Ever since relentless restaurateur Dave Query took over the West End Tavern a few years ago, things have steadily improved. The friendly saloon, which has always trumpeted one of the best rooftop patios in Colorado, is still the most popular pad in town to behold the mesmerizing Flatiron vistas. But Query is also a serious foodnik, and the Tavern’s menu, a catchall of comfort food, deftly achieves a cohesive balance between nostalgic Americana and 21st-century playful panache.

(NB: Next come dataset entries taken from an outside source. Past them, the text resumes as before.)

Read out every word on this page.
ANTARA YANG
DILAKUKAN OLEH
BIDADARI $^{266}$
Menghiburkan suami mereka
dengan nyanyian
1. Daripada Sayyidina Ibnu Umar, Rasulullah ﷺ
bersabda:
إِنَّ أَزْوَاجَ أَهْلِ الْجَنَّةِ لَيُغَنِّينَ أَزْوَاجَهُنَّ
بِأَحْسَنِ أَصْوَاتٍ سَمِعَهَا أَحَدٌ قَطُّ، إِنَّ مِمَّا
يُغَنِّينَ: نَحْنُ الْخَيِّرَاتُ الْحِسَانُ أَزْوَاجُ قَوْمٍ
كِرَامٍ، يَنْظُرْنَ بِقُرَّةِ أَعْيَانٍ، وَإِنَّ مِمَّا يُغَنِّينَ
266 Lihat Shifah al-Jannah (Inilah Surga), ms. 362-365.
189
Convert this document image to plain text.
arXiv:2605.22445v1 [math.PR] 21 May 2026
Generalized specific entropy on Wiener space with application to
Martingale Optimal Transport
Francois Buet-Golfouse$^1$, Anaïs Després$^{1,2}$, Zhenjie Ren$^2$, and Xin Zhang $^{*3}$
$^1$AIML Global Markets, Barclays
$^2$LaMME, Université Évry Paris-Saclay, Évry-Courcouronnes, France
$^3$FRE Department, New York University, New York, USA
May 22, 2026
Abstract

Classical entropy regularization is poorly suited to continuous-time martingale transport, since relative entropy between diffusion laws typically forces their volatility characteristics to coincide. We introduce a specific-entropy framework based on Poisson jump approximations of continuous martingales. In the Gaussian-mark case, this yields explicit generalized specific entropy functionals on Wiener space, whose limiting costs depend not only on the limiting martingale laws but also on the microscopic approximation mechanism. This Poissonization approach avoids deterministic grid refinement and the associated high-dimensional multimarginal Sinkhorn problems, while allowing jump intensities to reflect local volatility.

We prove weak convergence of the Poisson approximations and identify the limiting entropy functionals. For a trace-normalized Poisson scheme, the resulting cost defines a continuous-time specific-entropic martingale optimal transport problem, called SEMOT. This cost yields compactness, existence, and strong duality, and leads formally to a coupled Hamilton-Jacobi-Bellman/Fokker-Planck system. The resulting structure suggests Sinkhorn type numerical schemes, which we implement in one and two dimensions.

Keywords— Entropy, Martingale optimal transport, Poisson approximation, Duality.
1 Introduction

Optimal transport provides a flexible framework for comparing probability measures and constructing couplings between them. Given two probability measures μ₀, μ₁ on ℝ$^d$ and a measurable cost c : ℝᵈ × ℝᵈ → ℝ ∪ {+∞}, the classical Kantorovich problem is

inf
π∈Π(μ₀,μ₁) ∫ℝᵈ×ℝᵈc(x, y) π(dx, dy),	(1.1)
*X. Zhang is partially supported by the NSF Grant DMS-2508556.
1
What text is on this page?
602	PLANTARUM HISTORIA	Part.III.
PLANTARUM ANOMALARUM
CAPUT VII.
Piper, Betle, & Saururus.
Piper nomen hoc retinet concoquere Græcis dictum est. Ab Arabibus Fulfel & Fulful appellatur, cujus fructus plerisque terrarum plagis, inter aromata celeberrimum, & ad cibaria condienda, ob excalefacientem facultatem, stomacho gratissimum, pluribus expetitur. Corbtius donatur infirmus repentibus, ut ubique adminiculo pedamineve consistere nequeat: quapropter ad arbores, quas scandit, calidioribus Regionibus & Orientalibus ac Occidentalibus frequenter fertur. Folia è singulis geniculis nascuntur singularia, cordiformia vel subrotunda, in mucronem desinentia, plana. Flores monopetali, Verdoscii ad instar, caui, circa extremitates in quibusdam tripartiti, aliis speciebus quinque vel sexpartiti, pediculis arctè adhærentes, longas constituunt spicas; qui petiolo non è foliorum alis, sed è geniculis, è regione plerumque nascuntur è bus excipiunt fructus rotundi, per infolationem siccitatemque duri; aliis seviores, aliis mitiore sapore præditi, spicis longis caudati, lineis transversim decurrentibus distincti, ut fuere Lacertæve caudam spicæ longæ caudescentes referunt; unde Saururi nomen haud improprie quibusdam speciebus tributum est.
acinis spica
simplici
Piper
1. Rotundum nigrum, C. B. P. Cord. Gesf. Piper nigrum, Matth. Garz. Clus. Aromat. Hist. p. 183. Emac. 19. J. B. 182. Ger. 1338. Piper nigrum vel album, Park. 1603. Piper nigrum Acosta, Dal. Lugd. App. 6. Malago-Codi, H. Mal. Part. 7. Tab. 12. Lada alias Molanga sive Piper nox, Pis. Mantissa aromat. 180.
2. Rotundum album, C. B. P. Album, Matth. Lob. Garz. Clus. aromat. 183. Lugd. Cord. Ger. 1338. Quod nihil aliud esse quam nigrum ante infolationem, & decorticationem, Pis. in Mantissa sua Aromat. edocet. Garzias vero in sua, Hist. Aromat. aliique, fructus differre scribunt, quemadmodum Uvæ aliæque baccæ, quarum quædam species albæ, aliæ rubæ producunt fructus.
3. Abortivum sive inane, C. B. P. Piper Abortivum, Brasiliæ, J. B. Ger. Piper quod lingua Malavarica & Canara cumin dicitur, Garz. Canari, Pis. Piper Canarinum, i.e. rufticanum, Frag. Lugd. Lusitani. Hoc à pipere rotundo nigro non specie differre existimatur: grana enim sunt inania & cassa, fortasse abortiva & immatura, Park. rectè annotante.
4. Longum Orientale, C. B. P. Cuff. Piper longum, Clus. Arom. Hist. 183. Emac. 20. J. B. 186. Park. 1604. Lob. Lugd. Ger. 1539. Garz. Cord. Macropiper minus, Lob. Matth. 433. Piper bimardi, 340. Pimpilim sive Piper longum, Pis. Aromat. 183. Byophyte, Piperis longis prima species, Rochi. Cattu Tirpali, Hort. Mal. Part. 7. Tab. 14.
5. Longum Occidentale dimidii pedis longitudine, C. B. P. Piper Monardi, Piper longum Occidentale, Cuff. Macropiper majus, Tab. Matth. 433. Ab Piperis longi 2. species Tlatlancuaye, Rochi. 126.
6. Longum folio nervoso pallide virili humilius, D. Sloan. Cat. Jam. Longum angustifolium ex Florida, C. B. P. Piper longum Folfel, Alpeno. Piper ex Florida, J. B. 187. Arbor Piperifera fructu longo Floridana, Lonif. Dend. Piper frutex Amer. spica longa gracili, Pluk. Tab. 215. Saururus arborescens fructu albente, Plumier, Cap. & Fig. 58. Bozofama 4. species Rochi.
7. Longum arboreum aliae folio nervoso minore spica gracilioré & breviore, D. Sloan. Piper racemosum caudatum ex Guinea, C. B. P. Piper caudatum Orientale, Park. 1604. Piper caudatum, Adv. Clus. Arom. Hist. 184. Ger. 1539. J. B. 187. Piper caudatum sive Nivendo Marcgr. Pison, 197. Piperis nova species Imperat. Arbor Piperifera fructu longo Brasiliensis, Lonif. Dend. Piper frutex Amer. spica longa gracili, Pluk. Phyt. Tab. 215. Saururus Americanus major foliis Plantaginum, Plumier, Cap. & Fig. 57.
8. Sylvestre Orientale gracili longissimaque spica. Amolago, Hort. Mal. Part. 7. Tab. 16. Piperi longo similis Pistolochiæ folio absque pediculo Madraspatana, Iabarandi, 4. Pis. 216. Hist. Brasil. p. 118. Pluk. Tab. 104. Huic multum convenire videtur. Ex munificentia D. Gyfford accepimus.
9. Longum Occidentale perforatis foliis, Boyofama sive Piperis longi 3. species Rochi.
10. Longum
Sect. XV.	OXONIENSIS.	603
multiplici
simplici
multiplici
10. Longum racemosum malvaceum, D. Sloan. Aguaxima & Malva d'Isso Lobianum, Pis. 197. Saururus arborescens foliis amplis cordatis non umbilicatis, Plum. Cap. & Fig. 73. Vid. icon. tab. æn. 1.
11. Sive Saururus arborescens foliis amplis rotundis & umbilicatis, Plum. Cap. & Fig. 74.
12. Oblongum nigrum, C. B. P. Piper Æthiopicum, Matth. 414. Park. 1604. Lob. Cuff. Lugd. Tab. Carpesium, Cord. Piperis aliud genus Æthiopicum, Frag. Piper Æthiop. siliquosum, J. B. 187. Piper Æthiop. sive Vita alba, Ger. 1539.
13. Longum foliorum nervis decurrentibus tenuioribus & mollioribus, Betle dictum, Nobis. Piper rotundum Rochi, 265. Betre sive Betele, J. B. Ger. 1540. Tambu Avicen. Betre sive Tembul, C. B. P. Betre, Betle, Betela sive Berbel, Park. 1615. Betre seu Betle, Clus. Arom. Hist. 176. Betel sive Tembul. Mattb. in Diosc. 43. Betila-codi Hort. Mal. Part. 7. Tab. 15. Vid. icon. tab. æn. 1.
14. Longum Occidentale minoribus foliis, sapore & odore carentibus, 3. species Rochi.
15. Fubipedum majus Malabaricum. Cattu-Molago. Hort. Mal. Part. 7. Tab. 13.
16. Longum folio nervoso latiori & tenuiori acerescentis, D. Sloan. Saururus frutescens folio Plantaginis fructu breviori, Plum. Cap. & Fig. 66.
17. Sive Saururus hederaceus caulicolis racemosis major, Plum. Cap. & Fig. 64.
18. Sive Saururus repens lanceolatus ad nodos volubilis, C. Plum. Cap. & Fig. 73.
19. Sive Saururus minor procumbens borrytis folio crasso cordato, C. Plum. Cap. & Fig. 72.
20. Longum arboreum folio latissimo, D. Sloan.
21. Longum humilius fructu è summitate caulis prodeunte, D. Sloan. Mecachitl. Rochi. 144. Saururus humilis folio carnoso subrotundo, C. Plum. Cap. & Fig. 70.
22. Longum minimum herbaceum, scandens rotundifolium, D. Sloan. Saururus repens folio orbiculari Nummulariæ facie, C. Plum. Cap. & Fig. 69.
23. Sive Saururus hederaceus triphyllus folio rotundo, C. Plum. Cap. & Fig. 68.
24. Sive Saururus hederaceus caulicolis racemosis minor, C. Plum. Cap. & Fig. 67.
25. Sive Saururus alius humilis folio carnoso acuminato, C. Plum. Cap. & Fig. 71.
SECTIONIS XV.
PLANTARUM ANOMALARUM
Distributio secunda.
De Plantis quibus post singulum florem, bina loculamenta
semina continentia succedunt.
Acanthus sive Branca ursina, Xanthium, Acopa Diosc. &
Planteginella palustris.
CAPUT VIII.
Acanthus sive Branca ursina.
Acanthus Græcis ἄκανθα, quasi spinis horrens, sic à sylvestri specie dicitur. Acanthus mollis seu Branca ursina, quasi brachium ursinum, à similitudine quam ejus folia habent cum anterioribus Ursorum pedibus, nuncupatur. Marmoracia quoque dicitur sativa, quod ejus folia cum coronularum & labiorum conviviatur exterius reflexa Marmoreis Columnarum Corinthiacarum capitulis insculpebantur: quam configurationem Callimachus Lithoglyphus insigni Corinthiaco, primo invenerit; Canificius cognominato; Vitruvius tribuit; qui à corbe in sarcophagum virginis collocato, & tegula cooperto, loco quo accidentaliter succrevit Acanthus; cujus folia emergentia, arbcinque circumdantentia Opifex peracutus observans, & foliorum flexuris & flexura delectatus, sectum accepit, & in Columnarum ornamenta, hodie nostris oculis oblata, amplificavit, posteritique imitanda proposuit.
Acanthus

The deviled eggs, flecked with bacon, are simply delicious as are the house made yam chips and macaroni and cheese. Top-shelf bartenders pour from a stellar selection of bourbons, best drunk upstairs on the outdoor wooden deck, a lively romp zone that heats up during happy hour and on sun-drenched weekends. A separate canopied rooftop patio showcases live music and genre-spanning films on two huge screens.
926 Pearl St., Boulder; 303-444-3535;
www.thewestendtavern.com.

Lori Midson, Colorado AvidGolfer’s restaurant critic (www.coloradoavidgolfer.com), makes a career out of wining and dining her away around Denver, where she lives, a city ripe with culinary surprises. She is a frequent contributor to Sunset and CITY, the local editor of numerous Zagat Surveys, and the Denver dining writer for AOL CityGuide. Midson, who holds a master’s degree from the University of Colorado’s School of Journalism, has also written for other publications including 5280 magazine, Executive Travel and EnCompass.

From the Editors: We spent a heap of time making sure this story was accurate when it was published, but of course, things can change. Please confirm the details before setting out in our great Centennial State.